While this year’s winner, a Jersey cow owned by Arethusa Farm of Litchfield, Conn., held court in the show ring, the spotlight was on another cow inside the Exhibition Hall that drew even bigger crowds.
While perusing material at the Land O’ Lakes booth, my head jerked up as the pumping beats of C&C Music Factory’s “Gonna Make You Sweat, Everybody Dance Now” began echoing through the cavernous hall.
Just one aisle over at the De Laval display. a dancing 8-foot tall bovine was shaking her groove thing to the delight of onlookers. Powered by high-tech robotics, the cow danced, made faces at the crowd and was the subject of many pictures taken by Japanese visitors.
The amusing antics of this cow attracted such a large crowd that it was hard to get an up-close look. I haven’t attended a World Dairy Expo in some time, but the vendors have upped the ante in attracting potential customers to their booths. With hundreds of vendors vying for your business, some like De Laval (a worldwide manufacturer and supplier of milking systems and computerized dairy management systems) pulled out all the stops.
In fact, I saw one semen dealer with poker tables set up at its display with dealers (dressed in pit boss garb) doling out semen straws to tally the winnings of curious players.
And I remember feeling like I scored big time when I walked away with a free yardstick or pen!
Down on the Farm
Growing up in rural Fond du Lac County, I often viewed area farms as an idyllic slice of rural Americana. Cows out in our neighbor’s pasture would mosey on out of the barn after milking and take their place in the lush pasture along the road, chewing cud and gazing serenely at the surrounding landscape.
Unknown to me at the time was the flurry of activity going on behind the scenes (or barn door if you will): cows kicking off milk machines, a broken chopper waiting out in the machine shed that would keep my neighbor up well past midnight, a calf out of the best cow in the barn fighting scours and a wife ticked off that dinner was growing cold in the house.
When I took the plunge with a farmer 26 years ago, I got a bracing reality check.

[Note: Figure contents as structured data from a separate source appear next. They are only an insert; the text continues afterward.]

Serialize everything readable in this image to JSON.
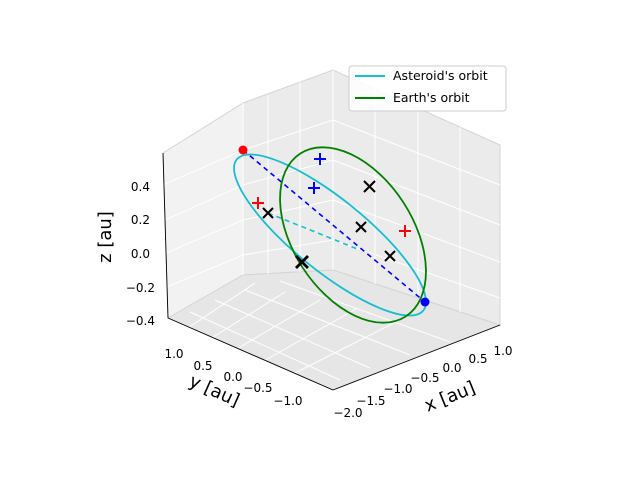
{
  "chart_data": {
    "type": "line",
    "projection": "3d",
    "grid": true,
    "legend_position": "top-right",
    "axes": {
      "x": {
        "label": "x [au]",
        "ticks": [
          "1.0",
          "0.5",
          "0.0",
          "−0.5",
          "−1.0",
          "−1.5",
          "−2.0"
        ]
      },
      "y": {
        "label": "y [au]",
        "ticks": [
          "1.0",
          "0.5",
          "0.0",
          "−0.5",
          "−1.0"
        ]
      },
      "z": {
        "label": "z [au]",
        "ticks": [
          "0.4",
          "0.2",
          "0.0",
          "−0.2",
          "−0.4"
        ]
      }
    },
    "series": [
      {
        "name": "Asteroid's orbit",
        "color": "#17becf",
        "style": "solid"
      },
      {
        "name": "Earth's orbit",
        "color": "#008000",
        "style": "solid"
      }
    ],
    "colors": {
      "node_line": "#0000ff",
      "perihelion_line": "#17becf",
      "apsis_point": "#ff0000",
      "node_point": "#0000ff",
      "plus_red": "#ff0000",
      "plus_blue": "#0000ff",
      "x_marker": "#000000"
    }
  }
}
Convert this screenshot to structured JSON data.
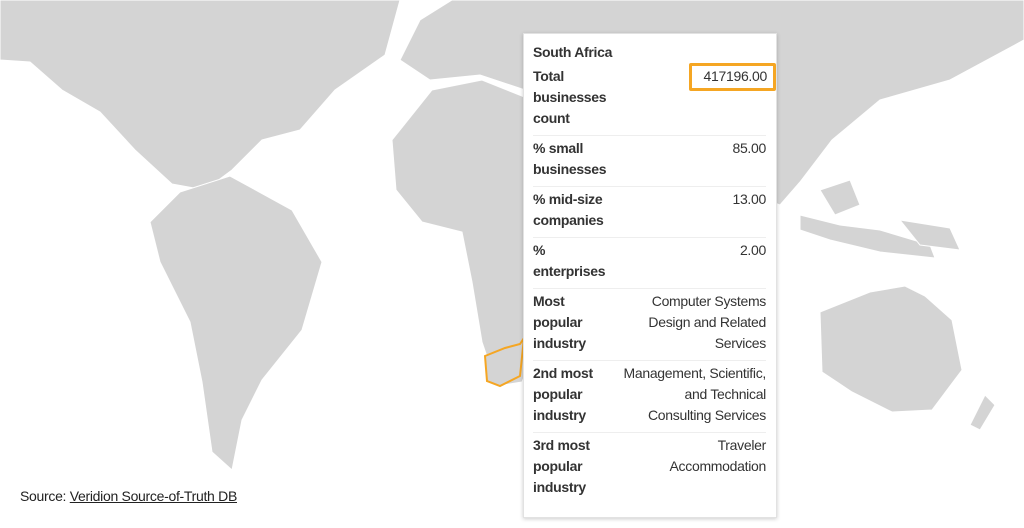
{
  "tooltip": {
    "title": "South Africa",
    "rows": [
      {
        "label": "Total businesses count",
        "value": "417196.00"
      },
      {
        "label": "% small businesses",
        "value": "85.00"
      },
      {
        "label": "% mid-size companies",
        "value": "13.00"
      },
      {
        "label": "% enterprises",
        "value": "2.00"
      },
      {
        "label": "Most popular industry",
        "value": "Computer Systems Design and Related Services"
      },
      {
        "label": "2nd most popular industry",
        "value": "Management, Scientific, and Technical Consulting Services"
      },
      {
        "label": "3rd most popular industry",
        "value": "Traveler Accommodation"
      }
    ]
  },
  "source": {
    "prefix": "Source:",
    "link": "Veridion Source-of-Truth DB"
  }
}
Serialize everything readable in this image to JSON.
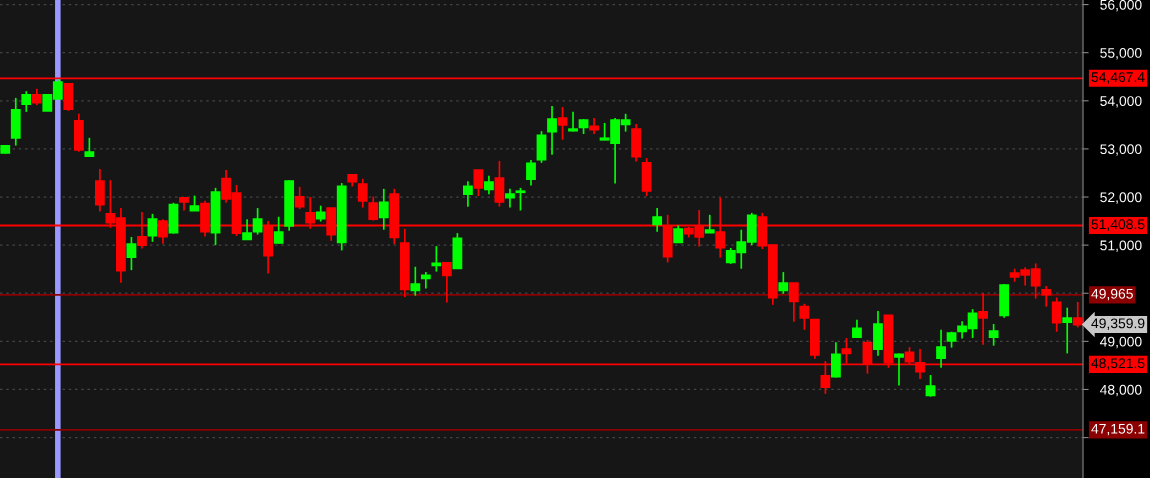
{
  "chart_data": {
    "type": "candlestick",
    "categories": [
      null,
      null,
      null,
      null,
      null,
      null,
      null,
      null,
      null,
      null,
      null,
      null,
      null,
      null,
      null,
      null,
      null,
      null,
      null,
      null,
      null,
      null,
      null,
      null,
      null,
      null,
      null,
      null,
      null,
      null,
      null,
      null,
      null,
      null,
      null,
      null,
      null,
      null,
      null,
      null,
      null,
      null,
      null,
      null,
      null,
      null,
      null,
      null,
      null,
      null,
      null,
      null,
      null,
      null,
      null,
      null,
      null,
      null,
      null,
      null,
      null,
      null,
      null,
      null,
      null,
      null,
      null,
      null,
      null,
      null,
      null,
      null,
      null,
      null,
      null,
      null,
      null,
      null,
      null,
      null,
      null,
      null,
      null,
      null,
      null,
      null,
      null,
      null,
      null,
      null,
      null,
      null,
      null,
      null,
      null,
      null,
      null,
      null,
      null,
      null,
      null,
      null,
      null
    ],
    "ohlc": [
      [
        52920,
        53080,
        52900,
        53060
      ],
      [
        53230,
        54060,
        53070,
        53810
      ],
      [
        53930,
        54200,
        53770,
        54120
      ],
      [
        54120,
        54250,
        53910,
        53960
      ],
      [
        53790,
        54140,
        53790,
        54120
      ],
      [
        54040,
        54450,
        54040,
        54390
      ],
      [
        54350,
        54350,
        53790,
        53830
      ],
      [
        53580,
        53730,
        52940,
        52980
      ],
      [
        52850,
        53230,
        52850,
        52930
      ],
      [
        52330,
        52580,
        51700,
        51840
      ],
      [
        51650,
        52350,
        51360,
        51470
      ],
      [
        51560,
        51770,
        50220,
        50470
      ],
      [
        50750,
        51170,
        50480,
        51020
      ],
      [
        51170,
        51690,
        50930,
        51000
      ],
      [
        51200,
        51650,
        51070,
        51540
      ],
      [
        51500,
        51540,
        51030,
        51180
      ],
      [
        51260,
        51880,
        51240,
        51840
      ],
      [
        51980,
        51980,
        51720,
        51900
      ],
      [
        51720,
        52030,
        51720,
        51810
      ],
      [
        51860,
        51920,
        51180,
        51280
      ],
      [
        51260,
        52190,
        51000,
        52100
      ],
      [
        52380,
        52560,
        51880,
        51960
      ],
      [
        52080,
        52250,
        51190,
        51250
      ],
      [
        51120,
        51540,
        51120,
        51250
      ],
      [
        51280,
        51770,
        51220,
        51540
      ],
      [
        51380,
        51500,
        50410,
        50780
      ],
      [
        51050,
        51590,
        51030,
        51270
      ],
      [
        51400,
        52350,
        51300,
        52330
      ],
      [
        52000,
        52210,
        51750,
        51800
      ],
      [
        51670,
        52000,
        51340,
        51470
      ],
      [
        51550,
        51820,
        51490,
        51680
      ],
      [
        51770,
        51770,
        51090,
        51220
      ],
      [
        51060,
        52290,
        50890,
        52220
      ],
      [
        52460,
        52480,
        52220,
        52320
      ],
      [
        52270,
        52380,
        51780,
        51920
      ],
      [
        51870,
        52010,
        51510,
        51540
      ],
      [
        51580,
        52170,
        51320,
        51890
      ],
      [
        52060,
        52170,
        51020,
        51160
      ],
      [
        51040,
        51340,
        49920,
        50080
      ],
      [
        50060,
        50550,
        49950,
        50190
      ],
      [
        50310,
        50440,
        50100,
        50370
      ],
      [
        50580,
        50980,
        50450,
        50620
      ],
      [
        50630,
        50650,
        49810,
        50370
      ],
      [
        50520,
        51250,
        50520,
        51140
      ],
      [
        52060,
        52330,
        51800,
        52220
      ],
      [
        52560,
        52560,
        52020,
        52190
      ],
      [
        52160,
        52440,
        52060,
        52310
      ],
      [
        52390,
        52750,
        51800,
        51900
      ],
      [
        51990,
        52170,
        51780,
        52060
      ],
      [
        52100,
        52190,
        51720,
        52120
      ],
      [
        52370,
        52770,
        52240,
        52700
      ],
      [
        52780,
        53370,
        52710,
        53280
      ],
      [
        53360,
        53890,
        52880,
        53620
      ],
      [
        53640,
        53870,
        53190,
        53500
      ],
      [
        53380,
        53770,
        53360,
        53410
      ],
      [
        53450,
        53620,
        53310,
        53600
      ],
      [
        53470,
        53640,
        53310,
        53400
      ],
      [
        53190,
        53540,
        53190,
        53220
      ],
      [
        53120,
        53640,
        52280,
        53600
      ],
      [
        53510,
        53730,
        53360,
        53600
      ],
      [
        53410,
        53520,
        52740,
        52840
      ],
      [
        52710,
        52810,
        52020,
        52130
      ],
      [
        51430,
        51770,
        51280,
        51580
      ],
      [
        51400,
        51630,
        50640,
        50760
      ],
      [
        51060,
        51410,
        51060,
        51330
      ],
      [
        51340,
        51380,
        51160,
        51240
      ],
      [
        51400,
        51730,
        50970,
        51170
      ],
      [
        51260,
        51630,
        51260,
        51310
      ],
      [
        51270,
        51990,
        50740,
        50950
      ],
      [
        50640,
        50940,
        50610,
        50880
      ],
      [
        50850,
        51320,
        50510,
        51060
      ],
      [
        51070,
        51670,
        51000,
        51620
      ],
      [
        51580,
        51670,
        50920,
        50990
      ],
      [
        51000,
        51020,
        49760,
        49910
      ],
      [
        50060,
        50440,
        49990,
        50210
      ],
      [
        50210,
        50210,
        49410,
        49830
      ],
      [
        49720,
        49780,
        49240,
        49490
      ],
      [
        49450,
        49460,
        48640,
        48720
      ],
      [
        48280,
        48590,
        47910,
        48050
      ],
      [
        48270,
        48980,
        48250,
        48730
      ],
      [
        48840,
        49070,
        48540,
        48750
      ],
      [
        49090,
        49450,
        49090,
        49270
      ],
      [
        48970,
        49030,
        48330,
        48530
      ],
      [
        48840,
        49630,
        48700,
        49360
      ],
      [
        49540,
        49540,
        48450,
        48560
      ],
      [
        48680,
        48750,
        48080,
        48730
      ],
      [
        48770,
        48880,
        48520,
        48580
      ],
      [
        48550,
        48840,
        48220,
        48370
      ],
      [
        47880,
        48300,
        47850,
        48070
      ],
      [
        48650,
        49240,
        48450,
        48880
      ],
      [
        49010,
        49200,
        48870,
        49170
      ],
      [
        49210,
        49420,
        49060,
        49310
      ],
      [
        49270,
        49670,
        49070,
        49580
      ],
      [
        49610,
        50000,
        48930,
        49490
      ],
      [
        49090,
        49360,
        48910,
        49210
      ],
      [
        49540,
        50190,
        49490,
        50170
      ],
      [
        50420,
        50510,
        50240,
        50340
      ],
      [
        50480,
        50540,
        50160,
        50380
      ],
      [
        50500,
        50620,
        49890,
        50160
      ],
      [
        50070,
        50150,
        49720,
        49970
      ],
      [
        49810,
        49910,
        49200,
        49390
      ],
      [
        49400,
        49700,
        48750,
        49480
      ],
      [
        49480,
        49820,
        49290,
        49350
      ]
    ],
    "colors": [
      "#00ff00",
      "#00ff00",
      "#00ff00",
      "#ff0000",
      "#00ff00",
      "#00ff00",
      "#ff0000",
      "#ff0000",
      "#00ff00",
      "#ff0000",
      "#ff0000",
      "#ff0000",
      "#00ff00",
      "#ff0000",
      "#00ff00",
      "#ff0000",
      "#00ff00",
      "#ff0000",
      "#00ff00",
      "#ff0000",
      "#00ff00",
      "#ff0000",
      "#ff0000",
      "#00ff00",
      "#00ff00",
      "#ff0000",
      "#00ff00",
      "#00ff00",
      "#ff0000",
      "#ff0000",
      "#00ff00",
      "#ff0000",
      "#00ff00",
      "#ff0000",
      "#ff0000",
      "#ff0000",
      "#00ff00",
      "#ff0000",
      "#ff0000",
      "#00ff00",
      "#00ff00",
      "#00ff00",
      "#ff0000",
      "#00ff00",
      "#00ff00",
      "#ff0000",
      "#00ff00",
      "#ff0000",
      "#00ff00",
      "#00ff00",
      "#00ff00",
      "#00ff00",
      "#00ff00",
      "#ff0000",
      "#00ff00",
      "#00ff00",
      "#ff0000",
      "#00ff00",
      "#00ff00",
      "#00ff00",
      "#ff0000",
      "#ff0000",
      "#00ff00",
      "#ff0000",
      "#00ff00",
      "#ff0000",
      "#ff0000",
      "#00ff00",
      "#ff0000",
      "#00ff00",
      "#00ff00",
      "#00ff00",
      "#ff0000",
      "#ff0000",
      "#00ff00",
      "#ff0000",
      "#ff0000",
      "#ff0000",
      "#ff0000",
      "#00ff00",
      "#ff0000",
      "#00ff00",
      "#ff0000",
      "#00ff00",
      "#ff0000",
      "#00ff00",
      "#ff0000",
      "#ff0000",
      "#00ff00",
      "#00ff00",
      "#00ff00",
      "#00ff00",
      "#00ff00",
      "#ff0000",
      "#00ff00",
      "#00ff00",
      "#ff0000",
      "#ff0000",
      "#ff0000",
      "#ff0000",
      "#ff0000",
      "#00ff00",
      "#ff0000"
    ],
    "ylim": [
      46160,
      56095
    ],
    "yticks": [
      {
        "value": 47000,
        "label": null
      },
      {
        "value": 48000,
        "label": "48,000"
      },
      {
        "value": 49000,
        "label": "49,000"
      },
      {
        "value": 50000,
        "label": null
      },
      {
        "value": 51000,
        "label": "51,000"
      },
      {
        "value": 52000,
        "label": "52,000"
      },
      {
        "value": 53000,
        "label": "53,000"
      },
      {
        "value": 54000,
        "label": "54,000"
      },
      {
        "value": 55000,
        "label": "55,000"
      },
      {
        "value": 56000,
        "label": "56,000"
      }
    ],
    "grid": "y",
    "tick_labels": "y",
    "ref_lines": [
      {
        "axis": "y",
        "value": 54467.4,
        "label": "54,467.4",
        "color": "#ff0000"
      },
      {
        "axis": "y",
        "value": 51408.5,
        "label": "51,408.5",
        "color": "#ff0000"
      },
      {
        "axis": "y",
        "value": 49965,
        "label": "49,965",
        "color": "#8b0000"
      },
      {
        "axis": "y",
        "value": 48521.5,
        "label": "48,521.5",
        "color": "#ff0000"
      },
      {
        "axis": "y",
        "value": 47159.1,
        "label": "47,159.1",
        "color": "#8b0000"
      }
    ],
    "annotations": [
      "49,359.9"
    ]
  }
}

My neighbor’s problems would become all too familiar. What outwardly appears to be a placid lifestyle is just a calm façade that many farmers embrace when in fact they are inwardly trying to solve 20 problems at once. Next time you pass the farmer on the roadway take a closer look, he’s not counting daisies in the ditch but trying to remember if there’s still time to breed that cow that’s been acting amorous lately or whether or not he shut off the pump out back in the manure pit.
My intent is to journal some of the ups and downs at the farm as well as take a look at the people scratching out a living from the land. Not that the farm isn’t a great place to raise a family, but it does have it moments.
Falling milk prices and skyrocketing diesel prices aren’t anything to laugh about but there are many wonderful things that happen on the farm and out in the back 40 that make even droughts, 15-hour workdays and stubborn animals bearable.